Well, my spring break has finally come and it's a reality check that finals are almost here, and then it's just a short wait until move-in. It's almost a scary thought to think that five months have already gone by since the first camps of the year. Every year the preseason time seems to fly by faster and faster, and with that comes that realization that soon it will be my last year to be able to be a marching member of this wonderful activity. The only thing at this point that could hold me back from being able to march my three finals years would be my body. I've always heard the rumor that for every year you march your body ages three years, and after my first two seasons I can definitely believe that.

Joe Smith
During my first two years, I had the wonderful Beth Wilson to help us take care of calisthenics and to advise us with how to take care of our bodies in preparation for and on tour. One piece of advice she gave the corps both years I was involved with the Colts was that our biggest investment before tour needs to be our shoes for rehearsal on tour. Over the last few months I have acquired many new pairs of shoes, somewhere in the range of six to eight pairs. Recently I have started the true pursuit of rehearsal shoes for tour. This past week I made a trip to the mall just to go window shopping to see if anything really tripped my trigger. On television I have seen a few commercials for the new Adidas 1 shoes. They are supposed to be the "world's first intelligent shoe." After seeing these commercials I had to at least find this shoe so I could see what all the fuss was about. I finally found it at my local Scheel's store. After taking a closer look I wasn't that amused by it, especially when I saw that the price tag said $250. I immediately set the shoe down as gently as I could and walked away. After walking into probably my favorite sports shoe store, The Finish Line, I saw a promotional set up with a TV and several of the new Nike Free 5.0 running shoes. I didn't pay that much attention to the video , but I definitely had to pick up one of the shoes and touch it, after all I felt like a little kid in a candy store. For me, there are two things that must be just right for me to have a great marching shoe. These two items are the flexibility of the sole.
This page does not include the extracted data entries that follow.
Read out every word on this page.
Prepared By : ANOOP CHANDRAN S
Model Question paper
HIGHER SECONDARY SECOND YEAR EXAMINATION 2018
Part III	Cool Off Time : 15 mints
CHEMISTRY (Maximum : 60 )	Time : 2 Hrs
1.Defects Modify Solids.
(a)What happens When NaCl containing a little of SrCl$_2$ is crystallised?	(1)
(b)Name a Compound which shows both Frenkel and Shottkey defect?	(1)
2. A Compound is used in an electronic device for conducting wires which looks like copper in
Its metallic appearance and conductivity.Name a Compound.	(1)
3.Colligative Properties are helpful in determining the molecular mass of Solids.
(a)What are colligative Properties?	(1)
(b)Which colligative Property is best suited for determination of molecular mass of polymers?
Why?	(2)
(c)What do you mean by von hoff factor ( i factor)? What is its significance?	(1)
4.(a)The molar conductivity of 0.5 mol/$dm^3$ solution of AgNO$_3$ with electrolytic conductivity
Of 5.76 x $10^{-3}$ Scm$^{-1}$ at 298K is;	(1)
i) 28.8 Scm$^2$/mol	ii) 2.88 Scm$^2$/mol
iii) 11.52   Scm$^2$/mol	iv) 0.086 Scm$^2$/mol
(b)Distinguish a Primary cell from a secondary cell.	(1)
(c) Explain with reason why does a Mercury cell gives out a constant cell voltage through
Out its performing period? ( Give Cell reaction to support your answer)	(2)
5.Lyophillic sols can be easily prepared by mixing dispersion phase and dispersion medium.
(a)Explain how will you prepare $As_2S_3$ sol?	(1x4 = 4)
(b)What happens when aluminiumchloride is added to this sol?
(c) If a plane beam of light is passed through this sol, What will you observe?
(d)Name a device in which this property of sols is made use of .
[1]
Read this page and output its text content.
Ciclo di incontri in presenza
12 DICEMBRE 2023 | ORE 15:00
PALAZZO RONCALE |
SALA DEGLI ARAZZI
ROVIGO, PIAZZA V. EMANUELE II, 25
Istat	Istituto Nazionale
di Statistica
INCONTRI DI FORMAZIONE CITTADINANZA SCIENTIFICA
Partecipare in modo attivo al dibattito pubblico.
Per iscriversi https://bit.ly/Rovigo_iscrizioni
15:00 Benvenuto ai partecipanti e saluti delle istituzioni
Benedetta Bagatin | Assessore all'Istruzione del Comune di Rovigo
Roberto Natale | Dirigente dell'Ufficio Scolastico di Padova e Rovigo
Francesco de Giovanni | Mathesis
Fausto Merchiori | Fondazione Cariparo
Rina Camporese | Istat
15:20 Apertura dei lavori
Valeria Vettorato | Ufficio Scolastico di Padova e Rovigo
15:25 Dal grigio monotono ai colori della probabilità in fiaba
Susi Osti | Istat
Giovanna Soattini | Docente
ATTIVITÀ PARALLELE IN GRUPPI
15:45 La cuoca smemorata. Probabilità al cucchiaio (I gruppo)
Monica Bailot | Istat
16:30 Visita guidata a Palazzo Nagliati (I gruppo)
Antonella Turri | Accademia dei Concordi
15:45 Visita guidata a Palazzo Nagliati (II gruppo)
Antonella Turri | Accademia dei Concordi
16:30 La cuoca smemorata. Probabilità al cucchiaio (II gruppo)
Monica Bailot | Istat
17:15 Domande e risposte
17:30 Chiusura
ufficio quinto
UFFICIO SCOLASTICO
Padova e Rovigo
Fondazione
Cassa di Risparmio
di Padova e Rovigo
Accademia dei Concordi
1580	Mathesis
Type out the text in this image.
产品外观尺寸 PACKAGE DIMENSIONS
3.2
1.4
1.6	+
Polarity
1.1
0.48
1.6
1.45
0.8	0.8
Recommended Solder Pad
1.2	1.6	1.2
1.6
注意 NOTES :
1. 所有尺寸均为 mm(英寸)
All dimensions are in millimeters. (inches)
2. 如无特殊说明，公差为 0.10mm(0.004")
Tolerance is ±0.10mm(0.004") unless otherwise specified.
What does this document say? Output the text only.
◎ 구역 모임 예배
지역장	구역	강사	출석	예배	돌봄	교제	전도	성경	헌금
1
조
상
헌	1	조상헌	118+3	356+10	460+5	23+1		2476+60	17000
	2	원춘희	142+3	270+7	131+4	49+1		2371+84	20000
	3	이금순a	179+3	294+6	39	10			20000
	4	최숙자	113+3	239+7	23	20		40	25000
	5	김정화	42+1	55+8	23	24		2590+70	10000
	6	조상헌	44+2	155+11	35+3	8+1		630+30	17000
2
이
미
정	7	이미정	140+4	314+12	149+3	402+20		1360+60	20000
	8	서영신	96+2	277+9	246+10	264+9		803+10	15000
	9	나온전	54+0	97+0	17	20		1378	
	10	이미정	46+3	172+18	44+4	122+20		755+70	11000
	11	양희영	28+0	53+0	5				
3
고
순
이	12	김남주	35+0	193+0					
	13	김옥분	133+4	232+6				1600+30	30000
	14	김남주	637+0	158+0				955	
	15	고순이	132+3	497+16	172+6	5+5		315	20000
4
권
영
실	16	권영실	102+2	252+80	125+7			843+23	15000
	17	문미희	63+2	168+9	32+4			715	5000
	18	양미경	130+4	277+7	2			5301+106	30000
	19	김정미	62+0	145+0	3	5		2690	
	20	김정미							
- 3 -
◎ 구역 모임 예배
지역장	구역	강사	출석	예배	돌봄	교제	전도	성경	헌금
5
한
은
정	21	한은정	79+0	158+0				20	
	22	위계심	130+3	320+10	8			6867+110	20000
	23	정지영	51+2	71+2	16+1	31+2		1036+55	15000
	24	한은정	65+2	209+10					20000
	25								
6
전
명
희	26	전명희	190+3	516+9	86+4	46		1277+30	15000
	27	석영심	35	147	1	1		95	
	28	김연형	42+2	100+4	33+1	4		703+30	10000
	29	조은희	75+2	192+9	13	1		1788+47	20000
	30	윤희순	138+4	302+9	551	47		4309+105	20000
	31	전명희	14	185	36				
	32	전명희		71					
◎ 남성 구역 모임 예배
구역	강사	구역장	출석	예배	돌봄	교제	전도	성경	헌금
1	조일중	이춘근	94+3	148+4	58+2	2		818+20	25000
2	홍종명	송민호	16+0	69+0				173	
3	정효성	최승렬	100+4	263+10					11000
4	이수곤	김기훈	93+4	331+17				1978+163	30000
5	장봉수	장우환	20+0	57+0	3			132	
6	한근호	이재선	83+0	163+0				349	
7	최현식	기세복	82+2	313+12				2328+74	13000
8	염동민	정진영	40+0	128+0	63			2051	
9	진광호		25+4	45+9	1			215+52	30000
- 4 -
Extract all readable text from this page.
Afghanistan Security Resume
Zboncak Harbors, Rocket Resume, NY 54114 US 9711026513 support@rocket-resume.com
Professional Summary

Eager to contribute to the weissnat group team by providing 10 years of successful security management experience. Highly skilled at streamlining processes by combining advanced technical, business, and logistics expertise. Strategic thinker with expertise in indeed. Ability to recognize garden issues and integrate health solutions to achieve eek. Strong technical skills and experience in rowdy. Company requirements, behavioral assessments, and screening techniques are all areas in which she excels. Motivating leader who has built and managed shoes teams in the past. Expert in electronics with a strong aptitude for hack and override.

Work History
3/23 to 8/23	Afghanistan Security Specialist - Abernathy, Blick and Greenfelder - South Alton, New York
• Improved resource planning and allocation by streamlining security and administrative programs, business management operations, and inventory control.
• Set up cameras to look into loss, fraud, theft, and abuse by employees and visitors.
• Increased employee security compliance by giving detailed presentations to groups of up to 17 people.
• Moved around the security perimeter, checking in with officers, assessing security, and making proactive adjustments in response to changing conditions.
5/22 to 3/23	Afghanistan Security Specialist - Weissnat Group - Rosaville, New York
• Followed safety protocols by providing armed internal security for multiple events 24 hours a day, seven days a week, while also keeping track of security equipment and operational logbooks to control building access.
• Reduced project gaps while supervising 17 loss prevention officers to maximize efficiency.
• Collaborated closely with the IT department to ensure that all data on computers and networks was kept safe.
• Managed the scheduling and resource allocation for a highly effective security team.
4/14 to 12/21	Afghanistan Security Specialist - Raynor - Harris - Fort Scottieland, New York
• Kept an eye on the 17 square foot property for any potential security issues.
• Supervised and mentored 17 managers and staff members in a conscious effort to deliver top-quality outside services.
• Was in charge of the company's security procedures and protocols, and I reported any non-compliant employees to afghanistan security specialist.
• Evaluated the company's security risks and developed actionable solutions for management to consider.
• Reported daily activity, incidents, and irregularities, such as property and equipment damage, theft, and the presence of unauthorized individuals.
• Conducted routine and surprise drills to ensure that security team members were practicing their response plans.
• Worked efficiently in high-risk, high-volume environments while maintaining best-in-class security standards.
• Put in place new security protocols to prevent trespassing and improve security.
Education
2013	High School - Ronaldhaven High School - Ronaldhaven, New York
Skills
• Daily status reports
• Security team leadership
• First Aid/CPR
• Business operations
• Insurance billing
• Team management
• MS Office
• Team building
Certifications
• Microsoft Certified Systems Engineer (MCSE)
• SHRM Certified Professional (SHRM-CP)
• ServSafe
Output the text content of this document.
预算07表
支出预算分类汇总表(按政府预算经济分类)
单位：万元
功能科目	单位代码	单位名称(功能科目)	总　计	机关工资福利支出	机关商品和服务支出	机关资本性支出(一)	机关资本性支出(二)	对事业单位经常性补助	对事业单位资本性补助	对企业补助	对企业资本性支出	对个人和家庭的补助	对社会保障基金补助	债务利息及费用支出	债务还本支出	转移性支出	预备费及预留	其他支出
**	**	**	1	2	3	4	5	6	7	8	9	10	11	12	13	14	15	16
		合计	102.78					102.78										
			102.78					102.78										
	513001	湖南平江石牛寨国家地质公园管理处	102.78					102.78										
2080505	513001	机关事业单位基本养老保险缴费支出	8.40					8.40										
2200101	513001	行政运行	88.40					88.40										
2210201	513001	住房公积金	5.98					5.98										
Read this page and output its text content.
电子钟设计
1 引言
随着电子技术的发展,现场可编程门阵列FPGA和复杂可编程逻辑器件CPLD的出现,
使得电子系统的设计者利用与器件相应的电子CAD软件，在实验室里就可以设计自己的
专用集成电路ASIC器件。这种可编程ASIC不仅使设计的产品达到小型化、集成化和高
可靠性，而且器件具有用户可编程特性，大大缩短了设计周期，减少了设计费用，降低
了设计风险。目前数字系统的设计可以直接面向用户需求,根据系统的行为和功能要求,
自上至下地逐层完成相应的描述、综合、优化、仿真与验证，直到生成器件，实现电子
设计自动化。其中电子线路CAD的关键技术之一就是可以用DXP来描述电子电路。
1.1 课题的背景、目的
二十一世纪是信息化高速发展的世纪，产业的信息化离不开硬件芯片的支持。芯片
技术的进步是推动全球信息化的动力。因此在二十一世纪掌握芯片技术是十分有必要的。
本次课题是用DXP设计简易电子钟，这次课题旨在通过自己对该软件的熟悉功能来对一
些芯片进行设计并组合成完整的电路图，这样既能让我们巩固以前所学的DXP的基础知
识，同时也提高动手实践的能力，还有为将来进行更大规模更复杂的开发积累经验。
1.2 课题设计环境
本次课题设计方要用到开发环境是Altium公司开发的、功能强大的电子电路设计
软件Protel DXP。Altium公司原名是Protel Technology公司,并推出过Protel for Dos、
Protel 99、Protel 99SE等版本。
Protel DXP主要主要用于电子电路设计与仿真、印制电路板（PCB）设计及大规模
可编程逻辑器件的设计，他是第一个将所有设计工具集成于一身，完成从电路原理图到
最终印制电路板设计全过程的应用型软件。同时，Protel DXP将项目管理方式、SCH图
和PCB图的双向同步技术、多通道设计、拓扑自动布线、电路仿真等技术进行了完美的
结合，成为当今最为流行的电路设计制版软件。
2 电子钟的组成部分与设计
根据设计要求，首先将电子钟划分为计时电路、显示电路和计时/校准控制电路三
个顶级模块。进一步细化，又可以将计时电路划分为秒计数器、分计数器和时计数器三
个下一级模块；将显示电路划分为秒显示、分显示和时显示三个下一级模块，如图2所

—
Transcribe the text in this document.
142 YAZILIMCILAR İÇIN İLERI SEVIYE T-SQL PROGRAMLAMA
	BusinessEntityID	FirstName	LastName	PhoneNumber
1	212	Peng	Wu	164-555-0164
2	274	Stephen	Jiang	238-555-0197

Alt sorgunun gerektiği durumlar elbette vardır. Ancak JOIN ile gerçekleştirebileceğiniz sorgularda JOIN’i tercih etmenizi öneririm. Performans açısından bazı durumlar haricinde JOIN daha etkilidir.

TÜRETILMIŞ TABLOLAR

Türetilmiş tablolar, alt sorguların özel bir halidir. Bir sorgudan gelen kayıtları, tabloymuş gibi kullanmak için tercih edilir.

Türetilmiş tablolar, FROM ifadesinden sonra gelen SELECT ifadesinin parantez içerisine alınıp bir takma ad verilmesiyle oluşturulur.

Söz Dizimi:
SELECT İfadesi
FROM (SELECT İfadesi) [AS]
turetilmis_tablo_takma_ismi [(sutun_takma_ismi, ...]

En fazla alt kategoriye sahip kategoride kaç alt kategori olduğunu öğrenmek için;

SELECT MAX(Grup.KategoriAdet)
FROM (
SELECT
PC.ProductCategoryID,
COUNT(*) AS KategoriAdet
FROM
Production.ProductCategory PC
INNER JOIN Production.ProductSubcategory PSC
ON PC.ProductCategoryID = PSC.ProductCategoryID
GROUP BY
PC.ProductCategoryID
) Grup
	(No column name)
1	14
Marching requires the foot to be able to flex and point with ease so that the marching technique can be executed with ease. The easiest way to test this is to try to bend the shoe in half, since the easier the shoe bends, the easier it is for the marcher in question to have ridiculously high toes. I was extremely enthused when I found that the shoe bent in half with very little effort. The other important part of a marching shoe would be the support/cushion you have while wearing the shoe. Since we are on our feet all day, we should at least try to be as comfortable as possible. The way to test this is to actually put the shoe on and march around the store in it (both backwards and forwards, and direction changes are always cool too). Some people choose to use sole inserts to help with the cushioning that the foot receives. After trying the shoe on and wearing it around, I found that it almost felt like it was molding to my foot. So after a bit I headed home to do a bit of research to see if this shoe would be worth the investment. After wandering around
Nike's Web site, I found the separate site for the Nike Free running shoes. After watching the research video and doing a bit of reading, I decided that I do believe this shoe will be worth it. The shoe was designed to bring the benefits of running barefoot to a shoe and to hopefully simulate it. I also found that they have designed a Nike Free trainer that would actually be even more beneficial to me, since it was designed to deal with lateral movements as well as straightforward running. On Friday night I will head down to the local mall to try the shoe on again, and if it feels as good the second time as it did when I put it on, then I will buy the shoes. I'm very excited to get my new pair of shoes.